SEATTLE (LN) — The 9th Circuit reversed the district court’s judgment granting habeas corpus relief to Mark Alan Bradford on his guilt-phase claims and setting aside his California conviction for first-degree murder, holding that the California Supreme Court’s summary denial of his Brady and ineffective assistance claims was not an unreasonable application of federal law.
Bradford, who was convicted of the 1988 murder of Lynea Kokes at the Panorama City Lodge in California, argued that the state suppressed blood-alcohol testing results and that his trial counsel was ineffective for failing to request those results or investigate his intoxication.
The panel, in an opinion by Judge Daniel P. Collins, rejected Bradford’s contention that the Supreme Court’s recent decision in Loper Bright Enterprises v. Raimondo undermines the highly deferential standard of review required under the Antiterrorism and Effective Death Penalty Act (AEDPA).
Bradford argued that Loper Bright’s rejection of judicial deference to executive agencies meant federal courts could no longer defer to state court interpretations of federal law in habeas proceedings. The panel held that Loper Bright addressed the Administrative Procedure Act and executive agencies, whereas AEDPA explicitly mandates deferential review of state court judgments.
"The text of AEDPA requires that federal habeas courts apply a highly deferential standard in reviewing any state court decision that rejected a federal claim on the merits," the panel wrote. "AEDPA’s mandate that federal courts defer to the state court’s application of federal law thus precludes the exercise of independent judgment on collateral habeas review."
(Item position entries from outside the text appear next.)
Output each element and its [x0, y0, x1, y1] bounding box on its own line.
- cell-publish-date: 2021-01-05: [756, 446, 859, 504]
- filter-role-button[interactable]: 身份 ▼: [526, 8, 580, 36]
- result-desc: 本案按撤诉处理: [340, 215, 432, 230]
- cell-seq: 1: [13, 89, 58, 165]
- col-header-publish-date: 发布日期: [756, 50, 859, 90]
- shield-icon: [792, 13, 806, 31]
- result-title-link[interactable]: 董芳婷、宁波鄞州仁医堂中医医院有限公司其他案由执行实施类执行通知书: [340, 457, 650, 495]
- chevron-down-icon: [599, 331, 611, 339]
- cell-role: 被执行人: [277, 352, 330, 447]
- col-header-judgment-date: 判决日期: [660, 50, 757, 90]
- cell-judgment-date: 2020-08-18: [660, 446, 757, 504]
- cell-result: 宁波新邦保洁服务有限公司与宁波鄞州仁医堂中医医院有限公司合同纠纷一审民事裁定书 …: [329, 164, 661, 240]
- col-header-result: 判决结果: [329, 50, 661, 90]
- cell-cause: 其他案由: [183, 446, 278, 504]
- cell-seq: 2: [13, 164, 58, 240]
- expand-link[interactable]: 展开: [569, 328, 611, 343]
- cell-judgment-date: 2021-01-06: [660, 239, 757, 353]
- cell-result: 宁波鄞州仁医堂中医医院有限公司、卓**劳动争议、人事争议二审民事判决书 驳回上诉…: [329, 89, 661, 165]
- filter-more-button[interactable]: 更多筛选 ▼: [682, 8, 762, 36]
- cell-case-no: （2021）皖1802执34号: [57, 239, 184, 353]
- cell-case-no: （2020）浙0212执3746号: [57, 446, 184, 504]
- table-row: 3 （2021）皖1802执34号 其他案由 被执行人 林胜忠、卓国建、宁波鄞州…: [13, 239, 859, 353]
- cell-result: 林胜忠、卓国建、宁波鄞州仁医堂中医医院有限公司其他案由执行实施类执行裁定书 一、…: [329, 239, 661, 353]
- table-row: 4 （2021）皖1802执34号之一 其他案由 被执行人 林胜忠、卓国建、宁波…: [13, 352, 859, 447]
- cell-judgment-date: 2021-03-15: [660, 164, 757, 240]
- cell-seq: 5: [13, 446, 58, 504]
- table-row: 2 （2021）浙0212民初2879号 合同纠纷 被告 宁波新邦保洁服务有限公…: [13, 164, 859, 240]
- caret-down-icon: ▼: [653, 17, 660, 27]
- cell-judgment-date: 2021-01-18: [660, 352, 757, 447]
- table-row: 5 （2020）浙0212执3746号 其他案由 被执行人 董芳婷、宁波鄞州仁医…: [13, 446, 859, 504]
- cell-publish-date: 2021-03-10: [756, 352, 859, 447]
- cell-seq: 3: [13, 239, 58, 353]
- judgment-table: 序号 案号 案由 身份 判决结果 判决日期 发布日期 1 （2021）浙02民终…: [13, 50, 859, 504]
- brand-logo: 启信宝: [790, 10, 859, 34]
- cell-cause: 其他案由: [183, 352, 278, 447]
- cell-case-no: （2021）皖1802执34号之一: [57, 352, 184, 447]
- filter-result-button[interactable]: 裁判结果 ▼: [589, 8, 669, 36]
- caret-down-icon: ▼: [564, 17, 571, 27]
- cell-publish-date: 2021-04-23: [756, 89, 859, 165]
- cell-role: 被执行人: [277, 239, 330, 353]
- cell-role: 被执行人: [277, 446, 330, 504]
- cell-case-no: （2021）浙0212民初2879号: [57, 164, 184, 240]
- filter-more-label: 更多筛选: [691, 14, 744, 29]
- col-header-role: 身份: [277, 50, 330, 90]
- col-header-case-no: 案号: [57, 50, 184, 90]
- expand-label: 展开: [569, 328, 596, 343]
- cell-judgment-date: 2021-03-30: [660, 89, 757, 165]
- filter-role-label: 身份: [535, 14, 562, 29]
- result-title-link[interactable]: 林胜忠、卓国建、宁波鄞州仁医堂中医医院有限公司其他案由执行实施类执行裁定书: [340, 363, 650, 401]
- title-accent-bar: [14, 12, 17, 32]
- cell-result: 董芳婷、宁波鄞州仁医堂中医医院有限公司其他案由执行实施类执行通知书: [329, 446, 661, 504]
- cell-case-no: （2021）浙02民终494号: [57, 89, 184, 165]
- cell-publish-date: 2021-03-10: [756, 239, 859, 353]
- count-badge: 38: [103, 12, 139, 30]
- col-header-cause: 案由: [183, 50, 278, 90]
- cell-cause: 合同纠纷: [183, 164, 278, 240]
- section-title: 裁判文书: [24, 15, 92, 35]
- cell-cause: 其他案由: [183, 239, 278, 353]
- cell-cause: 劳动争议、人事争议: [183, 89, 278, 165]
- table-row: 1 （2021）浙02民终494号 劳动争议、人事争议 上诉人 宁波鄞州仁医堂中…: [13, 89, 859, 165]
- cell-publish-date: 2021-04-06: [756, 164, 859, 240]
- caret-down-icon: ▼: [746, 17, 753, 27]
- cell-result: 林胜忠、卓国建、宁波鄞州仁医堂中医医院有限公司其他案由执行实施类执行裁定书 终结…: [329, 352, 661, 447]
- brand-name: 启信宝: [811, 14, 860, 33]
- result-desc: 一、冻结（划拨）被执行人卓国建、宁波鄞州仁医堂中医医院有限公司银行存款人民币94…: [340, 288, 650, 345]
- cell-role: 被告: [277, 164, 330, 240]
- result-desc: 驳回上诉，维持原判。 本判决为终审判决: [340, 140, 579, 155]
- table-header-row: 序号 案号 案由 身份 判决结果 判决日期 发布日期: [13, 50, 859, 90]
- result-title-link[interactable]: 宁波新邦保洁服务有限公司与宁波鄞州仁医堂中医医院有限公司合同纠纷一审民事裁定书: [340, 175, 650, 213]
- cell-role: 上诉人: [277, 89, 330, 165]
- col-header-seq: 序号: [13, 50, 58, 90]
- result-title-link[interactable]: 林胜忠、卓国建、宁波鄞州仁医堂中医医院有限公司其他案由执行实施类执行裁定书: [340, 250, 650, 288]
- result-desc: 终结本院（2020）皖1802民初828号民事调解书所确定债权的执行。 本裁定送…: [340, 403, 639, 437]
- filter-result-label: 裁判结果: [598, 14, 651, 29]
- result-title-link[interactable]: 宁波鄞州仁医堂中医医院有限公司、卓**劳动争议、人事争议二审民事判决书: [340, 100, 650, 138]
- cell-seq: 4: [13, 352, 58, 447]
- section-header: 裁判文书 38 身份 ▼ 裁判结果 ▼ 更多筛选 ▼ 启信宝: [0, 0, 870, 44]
The court also addressed the procedural posture, deciding to address the merits of Bradford’s claims under AEDPA before considering whether he could excuse his state-law procedural default under Coleman v. Thompson. The panel reasoned that the prejudice inquiry for the merits claims overlapped with the prejudice inquiry for excusing default, and the AEDPA standard was more deferential.
On the merits, the panel found the California Supreme Court could reasonably have concluded that Bradford failed to support his allegation that blood-alcohol testing had actually been performed on his blood sample. Bradford’s Brady claim rested exclusively on the assertion that such results existed and were suppressed.
"Because the California Supreme Court could reasonably have concluded that Bradford failed to provide sufficient factual support for his allegation that such blood-testing results existed, that court could likewise have reasonably concluded that the sole factual predicate for Bradford’s Brady claim was wholly vitiated," the opinion stated.
Regarding the ineffective assistance claim, the panel noted that even assuming defense counsel performed deficiently in failing to investigate and present evidence of Bradford’s intoxication, the state court could reasonably have determined Bradford failed to establish prejudice.
The panel reversed the district court’s judgment granting habeas relief and vacating Bradford’s first-degree murder conviction and special-circumstance finding. The case was remanded for the district court to enter an order denying Bradford’s habeas petition in its entirety regarding the guilt-phase claims and to resolve any remaining penalty-phase claims.
Bradford was sentenced to death for the murder of Lynea Kokes, who was found with her throat cut and stabbed multiple times in her apartment at the Lodge.